FYI, You Can Get Thrown Off a Plane and Arrested for Wearing Saggy Pants Now
Posted by Enrique on 06.22.2011
In his terrific bookA Renegade History of the United States, Thaddeus Russell points out that representative government in America has not always been a reliable vehicle for the expansion of liberty. More often, American-style democracy has been a way for one group of people to force others to live a certain way.
So it's no surprise some folks think the government should step in if some young guy isn't dressed appropriately in public. Last week, some poor bastard named Deshon Marman got thrown off a U.S. Airways flight and arrested because the crew's feelings were hurt by his choice of attire. You may be familiar with the trend among youths to wear saggy pants that sometimes expose their undergarments. Obviously, this is completely stupid, but the right to look stupid has a rich history and ought to be defended.
The story so far…
What's the big deal?
I'm not blessed with children myself, so I can only imagine how miserable it must be to have a teenage kid who wears his pants this way. I'm young enough to remember the desire to rebel against your parents by dressing in an unflattering and/or tasteless manner, but goddammit – these kids look like fucking twits. What's next? Are they going to start wearing shoes on their hands? Get off my lawn.
But if you don't care for the way youngsters dress these days, the appropriate way to deal with it is scorn and ridicule. It's not appropriate to get the cops involved. Not in a free society, anyway:
The pilot then threatened to make a citizen's arrest if Marman did not get off the plane.
Officers said that after 15 minutes Marman left the aircraft and was arrested for trespassing.
‘One of the flight attendants on that aircraft was offended by the fact that she could see the outline of his private area,' Sergeant Michael Rodriguez said.
‘He was not threatening anybody direct, but being on board an aircraft and being disruptive to the aircraft crew interferes with their duties and that could be a safety factor,' he told KGO-TV.
So Marman wasn't threatening anyone, but his presence was still disruptive – because the pilot and a flight attendant are apparently total pussies. I mean, they had a fit because Marman wore low-slung sweatpants? Lame. Sure, maybe Marman had an attitude when first confronted about his bullshit wardrobe, but if he paid for his ticket and wasn't making any trouble, there's no reason to throw him off the plane. Actually, if I paid for my ticket and some stewardess got snippy about how I was dressed, I'd probably get an attitude, too.
How much of a disruption could Marman have been? Thanks to the miracle of the internet, we can see for ourselves that Marman was content to pull up his pants and be on his way. Here's some amateur video from another passenger on Marman's flight.
Based on the video, it seems like the crew had gotten their point across and Marman was being reasonable. There was no need to threaten a citizen's arrest or make a federal case out of it.

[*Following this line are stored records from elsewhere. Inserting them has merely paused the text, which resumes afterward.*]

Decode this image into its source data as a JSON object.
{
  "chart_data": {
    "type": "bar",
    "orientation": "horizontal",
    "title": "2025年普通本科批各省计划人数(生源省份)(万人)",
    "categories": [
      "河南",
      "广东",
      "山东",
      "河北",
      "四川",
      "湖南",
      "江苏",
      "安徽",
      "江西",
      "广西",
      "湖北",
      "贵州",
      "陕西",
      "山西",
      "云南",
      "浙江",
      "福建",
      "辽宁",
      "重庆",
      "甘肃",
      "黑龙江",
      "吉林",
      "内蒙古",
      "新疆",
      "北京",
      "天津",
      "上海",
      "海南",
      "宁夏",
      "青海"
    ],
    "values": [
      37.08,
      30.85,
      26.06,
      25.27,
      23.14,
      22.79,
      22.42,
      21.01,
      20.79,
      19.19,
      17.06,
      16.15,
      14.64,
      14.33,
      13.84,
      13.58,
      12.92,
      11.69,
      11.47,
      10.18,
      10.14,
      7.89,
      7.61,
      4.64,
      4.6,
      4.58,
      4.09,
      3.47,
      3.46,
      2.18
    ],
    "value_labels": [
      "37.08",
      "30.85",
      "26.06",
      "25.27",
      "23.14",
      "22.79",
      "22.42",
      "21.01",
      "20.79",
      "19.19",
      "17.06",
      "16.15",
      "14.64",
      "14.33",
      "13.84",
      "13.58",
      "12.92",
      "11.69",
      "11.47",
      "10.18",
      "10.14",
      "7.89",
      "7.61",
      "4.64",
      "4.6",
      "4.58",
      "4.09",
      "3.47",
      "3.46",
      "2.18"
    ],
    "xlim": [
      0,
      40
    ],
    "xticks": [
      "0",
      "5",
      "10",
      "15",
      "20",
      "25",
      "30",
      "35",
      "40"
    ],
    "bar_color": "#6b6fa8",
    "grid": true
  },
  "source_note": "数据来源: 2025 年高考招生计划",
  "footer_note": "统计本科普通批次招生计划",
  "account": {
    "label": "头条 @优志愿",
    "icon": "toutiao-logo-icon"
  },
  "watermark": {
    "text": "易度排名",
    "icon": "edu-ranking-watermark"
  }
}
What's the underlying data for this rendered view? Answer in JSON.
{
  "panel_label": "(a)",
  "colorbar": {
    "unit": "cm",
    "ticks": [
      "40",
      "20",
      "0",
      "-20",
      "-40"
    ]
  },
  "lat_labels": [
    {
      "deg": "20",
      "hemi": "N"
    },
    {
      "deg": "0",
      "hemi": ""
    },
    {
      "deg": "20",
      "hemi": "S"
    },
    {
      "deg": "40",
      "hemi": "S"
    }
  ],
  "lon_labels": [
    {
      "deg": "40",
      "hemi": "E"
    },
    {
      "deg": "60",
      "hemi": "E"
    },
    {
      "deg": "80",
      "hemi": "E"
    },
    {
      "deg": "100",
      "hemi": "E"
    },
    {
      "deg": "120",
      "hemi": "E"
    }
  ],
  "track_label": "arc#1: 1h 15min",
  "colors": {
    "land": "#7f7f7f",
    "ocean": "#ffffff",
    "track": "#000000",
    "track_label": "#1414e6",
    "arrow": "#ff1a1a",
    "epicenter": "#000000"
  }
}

America has been wrestling with this issue for some time, and it's gotten ridiculous. Here's a helpful and silly chart that authorities came up with once to explain how to enforce laws against saggy pants.
C'mon, we're ready to throw people in jail for up to a year because they show a little ass? We're so uncool. It's just a dude's butt. It's not sexy. It's not hurting anyone. This cartoon example dude isn't walking around with his pecker hanging out. Why is he being accused of disorderly conduct because people can see his boxers, but not his junk?
If the buttocks are exposed, I suppose that's a gray area. Still, does a little plumber butt really rise to the level of indecent exposure? That's the kind of charge that can land a person on a sex offender registry. It's just a butt crack, people. These dopes are wearing saggy pants; they're not waving their privates at kindergarteners. We need to have some perspective here. Dressing like a damn fool may be inconsiderate, and it may go against most folks' understanding of proper attire, but it doesn't constitute a threat to anyone's safety.
What's the big deal?
It's often said there is no accounting for taste. We all have different ideas of what constitutes proper public appearance. U.S. Airways isn't even consistent on this issue – they let some goofy cross-dresser wear women's underwear on a flight earlier this month, and that plane managed to reach its destination without incident. (Enjoy the photo at the link!)
If we're going to be totally arbitrary about what clothing constitutes a disruption, then it's a bad idea to get the government involved. The authorities have enough problems fighting futile wars on drugs and terror. U.S. Airways shouldn't be calling them when they lose their temper about how kids dress these days.